Ohio's chapter of Americans For Prosperity, the Koch-brothers-funded activist group, sent out a mailer opposing a funding increase for the Columbus, Ohio zoo. It only seems weird until you remember that AFP is evolving into a de facto political party — one that could reliably count on Grover Norquist's vote.
It's not clear how many people received the mailer that AFP sent to Columbus residents opposing a ballot measure that would provide funding to the city's zoo. (An existing property tax is expiring; the proposed replacement is 67 percent higher, increasing the tax from $21 to $44 a year for a $100,000 house.) The flyer (at right) shows a gorilla's hand holding a $100 bill and reads, "Another money grab. Issue 6 will raise your taxes."
It seems silly, national players worrying about funding for a zoo. "THEY BOUGHT A ZOO (ELECTION)?," Politico's Playbook newsletter joked, somewhat predictably. The Columbus Dispatch seemed puzzled: "A national conservative organization has joined local efforts to defeat the Columbus Zoo and Aquarium’s tax levy," the paper reports, with a sort of shrug. "I’ve never heard that they had any interest before in the Columbus Zoo or the people of Franklin County," John Kulewicz, co-chair of the campaign told the paper. "They are playing us."
It's all part of the plan. Although AFP is a national organization, its Ohio state director, Eli Miller, told WOSU that his group will be "engaged in local issues, in state issues, on federal issues. There is no issue we won’t get involved in if you’re going to raise taxes." Which is exactly what AFP was designed to do.
In November, The Wire wrote about AFP's deliberate plan to get involved in state and local measures as part of an apparent two-part strategy. First, it lets them influence policy decisions, like the tax increase in Columbus, which may help build support. Second, it allows them to build relationships with local elected officials that, over the long term, could help build a network of candidates for higher offices. In November, AFP was working hard in Iowa. Here, it's Ohio.
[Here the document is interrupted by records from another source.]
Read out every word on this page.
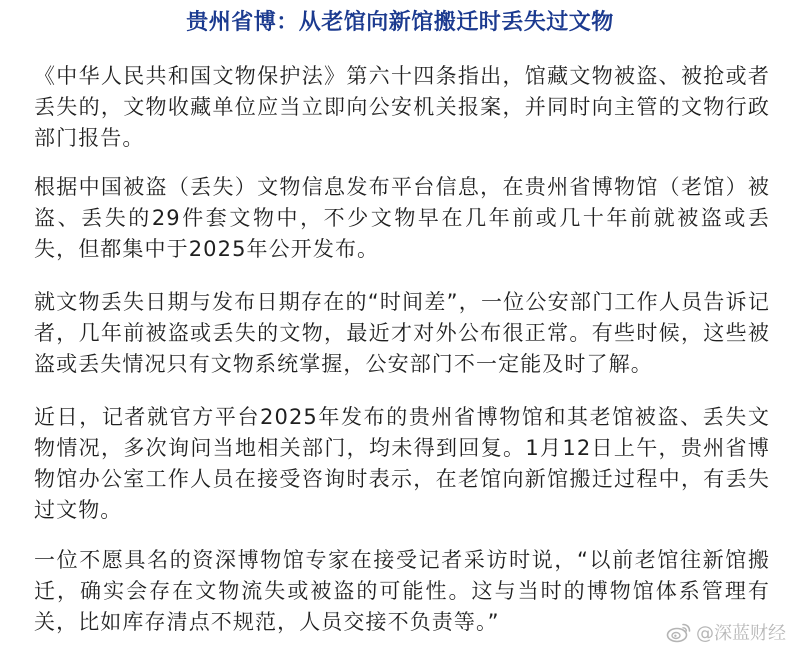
贵州省博：从老馆向新馆搬迁时丢失过文物

《中华人民共和国文物保护法》第六十四条指出，馆藏文物被盗、被抢或者丢失的，文物收藏单位应当立即向公安机关报案，并同时向主管的文物行政部门报告。

根据中国被盗（丢失）文物信息发布平台信息，在贵州省博物馆（老馆）被盗、丢失的29件套文物中，不少文物早在几年前或几十年前就被盗或丢失，但都集中于2025年公开发布。

就文物丢失日期与发布日期存在的“时间差”，一位公安部门工作人员告诉记者，几年前被盗或丢失的文物，最近才对外公布很正常。有些时候，这些被盗或丢失情况只有文物系统掌握，公安部门不一定能及时了解。

近日，记者就官方平台2025年发布的贵州省博物馆和其老馆被盗、丢失文物情况，多次询问当地相关部门，均未得到回复。1月12日上午，贵州省博物馆办公室工作人员在接受咨询时表示，在老馆向新馆搬迁过程中，有丢失过文物。

一位不愿具名的资深博物馆专家在接受记者采访时说，“以前老馆往新馆搬迁，确实会存在文物流失或被盗的可能性。这与当时的博物馆体系管理有关，比如库存清点不规范，人员交接不负责等。”	@深蓝财经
Anything stand out about those states?
After David Jolly won his special election in Florida last March, AFP stepped up to claim credit, pointing to their heavy blitz of television ads on his behalf and their work turning out voters. It was an obvious challenge to a Republican establishment that many conservatives feel wavers too much on issues like government spending. And it was a pretty clear sign that the AFP has plans to work as a third-party electoral force moving forward.
Koch brothers oppose local zoo animals is a fun, quirky headline. Koch brothers build national alternative to Republican party might be more accurate. Either way, a 500-pound gorilla joke is in order.